Reproducibility

Reproducibility#

Full test suite for comparing gatac with existing tools, mainly snapatac2, but also macs3 and chromvar.

Setup as a Submodule (within gatac repo)#

Working within the main gatac repository:

cd reproducibility
pixi install --all
# or, to also fetch the AMULET v1.1 scripts (only needed for the
# amulet_doublet test):
pixi run install-all

The pixi.toml automatically references the GATAC installation at the parent directory level.

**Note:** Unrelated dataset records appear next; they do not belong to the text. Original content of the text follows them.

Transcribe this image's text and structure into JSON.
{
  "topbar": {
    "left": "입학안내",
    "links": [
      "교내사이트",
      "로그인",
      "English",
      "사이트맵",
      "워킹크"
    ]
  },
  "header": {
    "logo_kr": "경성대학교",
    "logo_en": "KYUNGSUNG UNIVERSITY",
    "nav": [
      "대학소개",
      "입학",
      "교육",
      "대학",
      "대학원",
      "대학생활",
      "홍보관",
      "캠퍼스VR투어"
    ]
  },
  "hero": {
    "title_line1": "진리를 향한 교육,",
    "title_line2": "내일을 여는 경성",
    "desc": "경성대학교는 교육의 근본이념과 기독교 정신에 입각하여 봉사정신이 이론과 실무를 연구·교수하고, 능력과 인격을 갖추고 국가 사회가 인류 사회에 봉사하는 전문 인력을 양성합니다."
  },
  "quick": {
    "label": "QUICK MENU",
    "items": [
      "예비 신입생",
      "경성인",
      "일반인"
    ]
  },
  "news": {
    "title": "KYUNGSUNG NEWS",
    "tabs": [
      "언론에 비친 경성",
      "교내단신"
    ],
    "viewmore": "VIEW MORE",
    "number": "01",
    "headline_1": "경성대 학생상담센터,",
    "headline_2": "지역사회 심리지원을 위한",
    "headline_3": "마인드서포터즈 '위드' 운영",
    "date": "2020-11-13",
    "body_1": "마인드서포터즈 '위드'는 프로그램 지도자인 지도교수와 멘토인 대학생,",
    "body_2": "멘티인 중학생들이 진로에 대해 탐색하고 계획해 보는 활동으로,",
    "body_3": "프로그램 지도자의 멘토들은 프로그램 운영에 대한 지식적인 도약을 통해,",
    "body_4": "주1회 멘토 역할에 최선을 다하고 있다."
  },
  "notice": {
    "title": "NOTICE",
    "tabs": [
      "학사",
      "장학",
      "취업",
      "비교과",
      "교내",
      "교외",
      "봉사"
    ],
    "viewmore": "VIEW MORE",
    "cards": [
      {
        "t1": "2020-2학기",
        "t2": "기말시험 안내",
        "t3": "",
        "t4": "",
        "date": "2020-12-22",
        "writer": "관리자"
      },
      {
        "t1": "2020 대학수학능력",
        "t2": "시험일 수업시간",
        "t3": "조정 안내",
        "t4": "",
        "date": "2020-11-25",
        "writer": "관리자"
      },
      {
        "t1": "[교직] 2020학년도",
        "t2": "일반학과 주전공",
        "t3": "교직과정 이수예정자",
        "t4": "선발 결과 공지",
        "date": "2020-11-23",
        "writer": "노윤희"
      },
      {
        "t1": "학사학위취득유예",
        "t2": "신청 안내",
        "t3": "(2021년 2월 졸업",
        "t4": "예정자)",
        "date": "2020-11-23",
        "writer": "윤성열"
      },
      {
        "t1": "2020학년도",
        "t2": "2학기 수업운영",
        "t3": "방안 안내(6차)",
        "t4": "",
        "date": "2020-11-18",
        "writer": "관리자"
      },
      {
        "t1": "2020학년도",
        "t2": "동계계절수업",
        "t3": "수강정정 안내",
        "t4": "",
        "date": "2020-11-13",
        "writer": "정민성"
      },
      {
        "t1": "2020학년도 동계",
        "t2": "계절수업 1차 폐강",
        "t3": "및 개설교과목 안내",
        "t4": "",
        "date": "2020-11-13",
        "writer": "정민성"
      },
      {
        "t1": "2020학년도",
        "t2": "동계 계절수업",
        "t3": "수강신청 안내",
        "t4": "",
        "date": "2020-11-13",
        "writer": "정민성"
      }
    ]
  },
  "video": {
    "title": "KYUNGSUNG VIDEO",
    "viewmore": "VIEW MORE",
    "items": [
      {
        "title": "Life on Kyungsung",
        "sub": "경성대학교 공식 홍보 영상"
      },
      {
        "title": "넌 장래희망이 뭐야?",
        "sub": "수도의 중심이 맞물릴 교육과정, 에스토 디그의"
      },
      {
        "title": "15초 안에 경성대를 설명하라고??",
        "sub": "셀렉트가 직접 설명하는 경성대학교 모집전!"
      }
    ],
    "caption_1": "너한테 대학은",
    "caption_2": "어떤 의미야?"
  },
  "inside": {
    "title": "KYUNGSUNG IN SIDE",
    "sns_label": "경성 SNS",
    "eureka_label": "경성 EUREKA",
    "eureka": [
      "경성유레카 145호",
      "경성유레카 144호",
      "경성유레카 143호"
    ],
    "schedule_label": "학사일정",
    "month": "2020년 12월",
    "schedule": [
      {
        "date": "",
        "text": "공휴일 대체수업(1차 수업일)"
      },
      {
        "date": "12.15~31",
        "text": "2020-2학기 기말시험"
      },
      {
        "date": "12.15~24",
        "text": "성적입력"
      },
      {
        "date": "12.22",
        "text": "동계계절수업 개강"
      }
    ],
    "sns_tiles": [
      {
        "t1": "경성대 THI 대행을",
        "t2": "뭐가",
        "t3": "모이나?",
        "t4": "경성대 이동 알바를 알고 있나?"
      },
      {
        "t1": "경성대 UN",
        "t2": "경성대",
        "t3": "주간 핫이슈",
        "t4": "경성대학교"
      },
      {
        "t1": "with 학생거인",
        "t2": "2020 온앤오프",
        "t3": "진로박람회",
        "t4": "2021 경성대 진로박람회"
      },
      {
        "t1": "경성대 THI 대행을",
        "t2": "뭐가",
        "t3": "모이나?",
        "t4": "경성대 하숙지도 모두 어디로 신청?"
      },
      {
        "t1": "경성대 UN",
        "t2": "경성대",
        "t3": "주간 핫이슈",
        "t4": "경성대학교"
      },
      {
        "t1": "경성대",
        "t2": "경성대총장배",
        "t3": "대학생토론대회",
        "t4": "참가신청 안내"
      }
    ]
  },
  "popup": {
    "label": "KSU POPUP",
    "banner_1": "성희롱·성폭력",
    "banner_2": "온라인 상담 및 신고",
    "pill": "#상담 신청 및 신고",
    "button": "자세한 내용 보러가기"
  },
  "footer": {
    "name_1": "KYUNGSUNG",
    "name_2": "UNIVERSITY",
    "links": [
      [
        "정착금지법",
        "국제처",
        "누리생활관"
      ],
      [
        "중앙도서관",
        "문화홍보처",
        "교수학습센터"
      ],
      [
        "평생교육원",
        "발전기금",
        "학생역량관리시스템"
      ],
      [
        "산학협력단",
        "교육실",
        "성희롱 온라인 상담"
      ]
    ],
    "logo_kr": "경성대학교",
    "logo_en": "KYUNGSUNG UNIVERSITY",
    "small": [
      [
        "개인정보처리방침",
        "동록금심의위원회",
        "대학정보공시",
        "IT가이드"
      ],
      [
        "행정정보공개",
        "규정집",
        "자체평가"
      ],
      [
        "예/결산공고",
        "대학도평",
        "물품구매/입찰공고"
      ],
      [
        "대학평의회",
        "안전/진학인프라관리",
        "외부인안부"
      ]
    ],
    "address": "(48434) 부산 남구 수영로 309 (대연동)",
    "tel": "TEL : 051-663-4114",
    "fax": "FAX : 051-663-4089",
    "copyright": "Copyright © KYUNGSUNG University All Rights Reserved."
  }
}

The workspace has two pixi environments:

Env	Command	Purpose	Python / key deps
`default`	`pixi run python ...`	GATAC, SnapATAC2, chromVAR, ArchR, full pipeline	Python 3.13, numpy 2.x
`amulet`	`pixi run --environment amulet python ...`	Original AMULET v1.1 tool only (pinned for compatibility)	Python 3.11, numpy<1.24, pandas<2.0

The amulet env is auto-installed on first use, so pixi install is enough if you only plan to run the default-env tests.

Running Tests#

Once setup is complete, run tests in the following order:

pixi run python test/fragment_loading.py
pixi run python test/tss_enrichment.py
pixi run python test/tile_matrix.py
pixi run python test/feature_selection.py
pixi run python test/peak_calling.py
pixi run python test/make_peak_matrix.py
pixi run python test/motif_enrichment.py
pixi run python test/gsea_motif_enrichment.py
pixi run python test/chromvar_vignette.py
pixi run python test/amulet_doublet.py          # uses both envs (GATAC + original AMULET)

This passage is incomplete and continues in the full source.